Diferencia-se, assim, do patrimônio, conforme a imagem cunhada por Vivante – sempre citada na literatura jurídica – que compara o capital social a um recipiente, destinado a medir os grãos, que representam, nessa imagem, o patrimônio social. Os grãos podem exceder o recipiente – caso em que a sociedade estará dando lucro – ou podem não chegar a enchê-lo –caso em que a sociedade estará experimentando prejuízo. A garantia (direta) dos credores está, evidentemente, no conteúdo do recipiente – os bens e direitos que a sociedade tiver em seu patrimônio (CC, art. 391, e CPC, art.591) – e não na sua capacidade já que ele pode estar vazio. Mas o fato de haver
um recipiente funciona como garantia (pelo menos indireta) no sentido de que uma série de regras protetivas dos credores – isto é, as regras de vinculação patrimonial – medem a responsabilidade dos sócios justamente com base no seu tamanho.⁵
Em relação aos princípios que norteiam o regime legal do capital social, a doutrina costuma apontar essencialmente cinco deles: (a) a unidade; (b) a fixidez; (c) a irrevogabilidade; (d) a realidade; e (e) a intangibilidade. Nas palavras de Ana Frazão:
Em relação ao capital social, vigora o chamado "princípio da intangibilidade", que veda a distribuição aos acionistas dos valores necessários para cobrir o capital social. [...] Ao lado princípio da intangibilidade do capital social, a doutrina fala, ainda, em outros quatro princípios:
(i) unidade do capital, segundo o qual toda sociedade deve ter um único capital social, embora possa ter várias filiais;
(ii) fixidez do capital, segundo o qual o capital social previsto no estatuto é fixo, só podendo ser alterado nas hipóteses previstas em lei e obedecido o procedimento nela descrito;
(iii) irrevogabilidade das prestações, segundo o qual o capital social não pode ser devolvido aos sócios, total ou parcialmente, antes de pagos todos os credores, mesmo na hipótese de liquidação;
21 (iv) realidade do capital, segundo o qual deve haver efetiva correspondência entre o capital subscrito e os bens ou o dinheiro oferecido pelos sócios para a integralização das ações. Noutras palavras, o capital não deve ser fictício; as entradas efetuadas pelos sócios devem corresponder, efetivamente, ao valor declarado.⁶
No que tange a sua formação, o artigo 997, inciso III, do CC/02 estabelece que o capital social deverá ser "expresso em moeda corrente, podendo compreender qualquer espécie de bens, suscetíveis de avaliação pecuniária". Tal norma se aplica às sociedades simples e limitadas.

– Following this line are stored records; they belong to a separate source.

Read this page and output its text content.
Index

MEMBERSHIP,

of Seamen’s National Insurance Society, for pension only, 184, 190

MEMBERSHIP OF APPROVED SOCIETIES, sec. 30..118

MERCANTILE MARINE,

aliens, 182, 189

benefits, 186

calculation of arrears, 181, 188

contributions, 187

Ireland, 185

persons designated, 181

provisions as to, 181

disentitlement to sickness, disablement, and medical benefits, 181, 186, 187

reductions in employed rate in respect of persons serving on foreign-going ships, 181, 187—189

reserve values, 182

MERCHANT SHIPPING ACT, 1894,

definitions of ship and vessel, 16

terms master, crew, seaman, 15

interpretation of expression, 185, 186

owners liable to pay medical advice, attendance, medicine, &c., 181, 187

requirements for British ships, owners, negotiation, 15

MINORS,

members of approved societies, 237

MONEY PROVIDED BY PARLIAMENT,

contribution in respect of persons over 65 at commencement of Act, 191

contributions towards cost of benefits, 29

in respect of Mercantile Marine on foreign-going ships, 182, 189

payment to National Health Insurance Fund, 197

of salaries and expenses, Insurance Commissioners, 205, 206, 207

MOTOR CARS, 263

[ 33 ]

Com redação muito semelhante, a LSA determina em seu artigo 7º que o capital social das sociedades anônimas "poderá ser formado com contribuições em dinheiro ou em qualquer espécie de bens suscetíveis de avaliação em dinheiro".
A contribuição com prestação de serviços só é admitida nas sociedades simples, não sendo permitida a contribuição em trabalho nas sociedades limitadas, nas sociedades anônimas e por parte dos sócios comanditários nas sociedades em comandita simples
.⁷
Como adiantado alhures, será objeto do presente estudo apenas a formação do capital social por meio de bens e a viabilidade da integralização com criptoativos.
1.2. Formação do capital social com bens
Como visto acima, o capital social poderá ser formado por qualquer espécie de bens suscetíveis de avaliação em dinheiro. Isso vale para as sociedades simples, limitadas e anônimas. Mas qual seria a definição de bem?
Para César Fiuza⁸ "bem é tudo aquilo que é útil às pessoas".
Para Caio Mario da Silva Pereira⁹, bens jurídicos são aqueles que possuem natureza patrimonial, ou seja, tudo que é passível de apropriação.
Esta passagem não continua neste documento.